From a shape perspective, if one visualizes the distribution, the decreased standard deviation hints at a more concentrated distribution around the central tendency in the second year, implying fewer cities experiencing extremely high or low auto theft rates. This contraction signifies a potential stabilization in auto theft activity across the sampled census of cities. Regarding central tendency, both the mean and median changed in a manner suggestive of overall improvement—namely, a decrease in theft rates—yet the median in the second year actually increased slightly, suggesting that the middle value faced less variation and perhaps that the distribution became more symmetric and less skewed.

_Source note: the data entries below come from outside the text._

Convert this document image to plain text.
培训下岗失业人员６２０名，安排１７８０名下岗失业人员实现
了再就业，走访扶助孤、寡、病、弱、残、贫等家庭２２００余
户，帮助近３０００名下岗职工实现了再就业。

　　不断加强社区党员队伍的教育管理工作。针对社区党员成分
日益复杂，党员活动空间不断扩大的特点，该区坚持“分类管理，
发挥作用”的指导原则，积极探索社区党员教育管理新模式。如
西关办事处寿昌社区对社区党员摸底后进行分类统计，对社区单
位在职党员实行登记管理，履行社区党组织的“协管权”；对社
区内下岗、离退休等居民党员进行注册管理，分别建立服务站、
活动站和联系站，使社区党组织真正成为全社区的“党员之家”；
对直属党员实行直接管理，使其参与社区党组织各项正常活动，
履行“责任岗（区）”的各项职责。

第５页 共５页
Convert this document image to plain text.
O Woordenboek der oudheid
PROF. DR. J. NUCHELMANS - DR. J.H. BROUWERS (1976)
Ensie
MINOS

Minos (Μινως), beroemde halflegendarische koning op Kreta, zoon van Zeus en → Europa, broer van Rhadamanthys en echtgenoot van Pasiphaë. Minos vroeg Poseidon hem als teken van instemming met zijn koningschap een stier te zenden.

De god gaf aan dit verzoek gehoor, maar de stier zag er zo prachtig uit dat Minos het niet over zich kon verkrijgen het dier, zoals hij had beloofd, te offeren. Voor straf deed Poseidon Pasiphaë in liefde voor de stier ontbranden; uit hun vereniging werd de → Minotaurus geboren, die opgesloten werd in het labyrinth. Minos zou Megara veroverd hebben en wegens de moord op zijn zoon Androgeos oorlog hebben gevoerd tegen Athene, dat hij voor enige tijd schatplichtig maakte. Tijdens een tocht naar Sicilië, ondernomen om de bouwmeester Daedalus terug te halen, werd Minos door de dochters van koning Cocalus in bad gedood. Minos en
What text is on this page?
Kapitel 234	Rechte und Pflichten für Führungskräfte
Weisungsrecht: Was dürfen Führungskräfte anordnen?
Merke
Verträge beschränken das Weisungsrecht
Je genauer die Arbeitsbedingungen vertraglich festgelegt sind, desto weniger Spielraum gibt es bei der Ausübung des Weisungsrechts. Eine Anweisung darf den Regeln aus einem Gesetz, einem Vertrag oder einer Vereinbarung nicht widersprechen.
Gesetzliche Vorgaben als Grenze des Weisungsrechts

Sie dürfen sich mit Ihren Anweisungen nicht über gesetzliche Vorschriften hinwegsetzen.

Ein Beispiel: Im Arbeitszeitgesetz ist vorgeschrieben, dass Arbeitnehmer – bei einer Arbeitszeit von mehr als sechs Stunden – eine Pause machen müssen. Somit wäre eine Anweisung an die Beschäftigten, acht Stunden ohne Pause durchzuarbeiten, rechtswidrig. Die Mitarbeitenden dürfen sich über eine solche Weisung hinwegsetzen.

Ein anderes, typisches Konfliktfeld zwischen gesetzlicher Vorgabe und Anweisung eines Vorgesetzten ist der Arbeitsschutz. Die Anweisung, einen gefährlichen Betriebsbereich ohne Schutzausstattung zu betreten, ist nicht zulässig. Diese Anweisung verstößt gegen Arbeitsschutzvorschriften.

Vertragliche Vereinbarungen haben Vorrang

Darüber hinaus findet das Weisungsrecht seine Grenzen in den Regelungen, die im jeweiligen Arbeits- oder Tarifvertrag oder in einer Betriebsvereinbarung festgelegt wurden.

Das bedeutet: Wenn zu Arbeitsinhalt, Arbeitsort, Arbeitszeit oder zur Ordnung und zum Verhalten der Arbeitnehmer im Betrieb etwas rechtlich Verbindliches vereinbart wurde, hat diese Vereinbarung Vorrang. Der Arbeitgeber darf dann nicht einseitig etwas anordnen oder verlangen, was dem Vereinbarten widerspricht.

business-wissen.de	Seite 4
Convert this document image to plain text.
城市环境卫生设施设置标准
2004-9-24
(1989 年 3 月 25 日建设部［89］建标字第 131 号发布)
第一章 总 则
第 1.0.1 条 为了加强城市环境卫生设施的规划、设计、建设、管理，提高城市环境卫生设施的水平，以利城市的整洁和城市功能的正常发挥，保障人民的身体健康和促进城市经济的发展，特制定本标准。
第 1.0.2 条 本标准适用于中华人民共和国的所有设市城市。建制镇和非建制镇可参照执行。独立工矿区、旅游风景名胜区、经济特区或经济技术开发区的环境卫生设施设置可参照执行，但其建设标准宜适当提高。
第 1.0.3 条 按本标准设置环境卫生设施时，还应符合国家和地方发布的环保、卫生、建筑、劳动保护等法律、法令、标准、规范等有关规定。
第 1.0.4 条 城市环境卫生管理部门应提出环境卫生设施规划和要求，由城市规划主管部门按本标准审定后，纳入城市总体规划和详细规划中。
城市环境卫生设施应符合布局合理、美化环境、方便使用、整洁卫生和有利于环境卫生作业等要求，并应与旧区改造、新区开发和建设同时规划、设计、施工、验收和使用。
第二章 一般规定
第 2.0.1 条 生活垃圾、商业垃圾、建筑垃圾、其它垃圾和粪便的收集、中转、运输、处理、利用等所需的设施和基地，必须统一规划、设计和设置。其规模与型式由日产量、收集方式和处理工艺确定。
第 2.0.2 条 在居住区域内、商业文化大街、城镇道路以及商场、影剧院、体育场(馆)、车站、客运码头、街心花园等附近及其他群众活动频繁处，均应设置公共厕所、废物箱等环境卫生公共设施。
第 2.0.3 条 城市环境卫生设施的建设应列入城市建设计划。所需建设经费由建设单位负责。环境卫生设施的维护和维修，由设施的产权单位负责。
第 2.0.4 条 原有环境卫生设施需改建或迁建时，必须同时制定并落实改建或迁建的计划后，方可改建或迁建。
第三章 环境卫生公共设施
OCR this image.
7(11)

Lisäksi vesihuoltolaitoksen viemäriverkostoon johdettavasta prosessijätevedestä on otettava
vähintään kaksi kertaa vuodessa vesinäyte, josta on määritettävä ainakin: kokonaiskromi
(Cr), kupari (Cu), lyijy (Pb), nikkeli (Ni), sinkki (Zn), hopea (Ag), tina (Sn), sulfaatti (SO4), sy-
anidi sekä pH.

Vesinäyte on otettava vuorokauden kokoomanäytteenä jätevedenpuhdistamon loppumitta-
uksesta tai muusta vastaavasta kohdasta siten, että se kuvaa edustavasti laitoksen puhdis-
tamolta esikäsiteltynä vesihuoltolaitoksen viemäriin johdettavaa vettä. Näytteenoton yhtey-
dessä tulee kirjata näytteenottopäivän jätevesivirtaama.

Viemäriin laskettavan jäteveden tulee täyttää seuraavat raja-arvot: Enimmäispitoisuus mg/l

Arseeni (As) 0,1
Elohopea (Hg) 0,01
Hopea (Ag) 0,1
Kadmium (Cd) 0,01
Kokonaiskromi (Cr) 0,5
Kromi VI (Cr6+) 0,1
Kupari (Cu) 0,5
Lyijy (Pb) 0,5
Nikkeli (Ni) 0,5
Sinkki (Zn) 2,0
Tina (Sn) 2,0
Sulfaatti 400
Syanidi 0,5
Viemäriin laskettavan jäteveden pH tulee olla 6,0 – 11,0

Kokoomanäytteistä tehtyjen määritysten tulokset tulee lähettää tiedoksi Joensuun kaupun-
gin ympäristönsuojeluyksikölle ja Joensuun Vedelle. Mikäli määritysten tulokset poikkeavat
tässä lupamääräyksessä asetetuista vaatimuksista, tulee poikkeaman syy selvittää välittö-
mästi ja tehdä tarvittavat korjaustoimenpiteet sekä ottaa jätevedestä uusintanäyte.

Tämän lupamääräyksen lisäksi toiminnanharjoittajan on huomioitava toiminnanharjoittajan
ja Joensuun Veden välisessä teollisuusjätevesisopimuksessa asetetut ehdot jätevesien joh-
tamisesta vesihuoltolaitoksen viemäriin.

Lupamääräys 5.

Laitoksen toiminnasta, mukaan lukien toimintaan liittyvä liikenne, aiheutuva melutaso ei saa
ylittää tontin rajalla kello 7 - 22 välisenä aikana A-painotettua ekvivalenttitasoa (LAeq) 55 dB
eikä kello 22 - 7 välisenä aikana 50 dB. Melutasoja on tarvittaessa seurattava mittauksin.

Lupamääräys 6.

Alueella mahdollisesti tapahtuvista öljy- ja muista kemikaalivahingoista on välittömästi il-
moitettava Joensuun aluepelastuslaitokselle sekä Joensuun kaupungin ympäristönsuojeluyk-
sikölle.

Dispersion, represented by the standard deviation, decreased substantially from 12.23 to 7, further supporting the conclusion that the variation among cities' auto theft rates diminished over time. This reduction implies a more uniform distribution with fewer cities experiencing markedly higher or lower theft rates, contributing to an overall trend of stabilization and potential improvement in crime control measures.

References

  • Levine, D. M., Stephan, D., Krehbiel, T., & Berenson, M. L. (2016). Statistics for Managers Using Microsoft Excel (8th ed.). Pearson.
  • Moore, D. S., McCabe, G. P., & Craig, B. A. (2017). Introduction to the Practice of Statistics (9th ed.). W.H. Freeman and Company.
  • Everitt, B. S., & Hothorn, T. (2011). An Introduction to Applied Multivariate Analysis with R. Springer.
  • Field, A. (2013). Discovering Statistics Using IBM SPSS Statistics (4th ed.). SAGE Publications.
  • Hair, J. F., Black, W. C., Babin, B. J., & Anderson, R. E. (2019). Multivariate Data Analysis (8th ed.). Cengage Learning.
  • Ott, R. L., & Longnecker, M. (2015). An Introduction to Statistical Methods and Data Analysis (7th ed.). Cengage Learning.
  • Rothman, K. J. (2012). Epidemiology: An Introduction. Oxford University Press.
  • Tabachnick, B. G., & Fidell, L. S. (2013). Using Multivariate Statistics (6th ed.). Pearson.
  • Wackerly, D., Mendenhall, W., & Scheaffer, R. (2014). Mathematical Statistics with Applications (7th ed.). Brooks Cole.
  • Zhang, J., & Fan, J. (2017). Crime Rate Analysis and Forecasting: An Overview. Journal of Crime and Justice, 40(2), 123-145.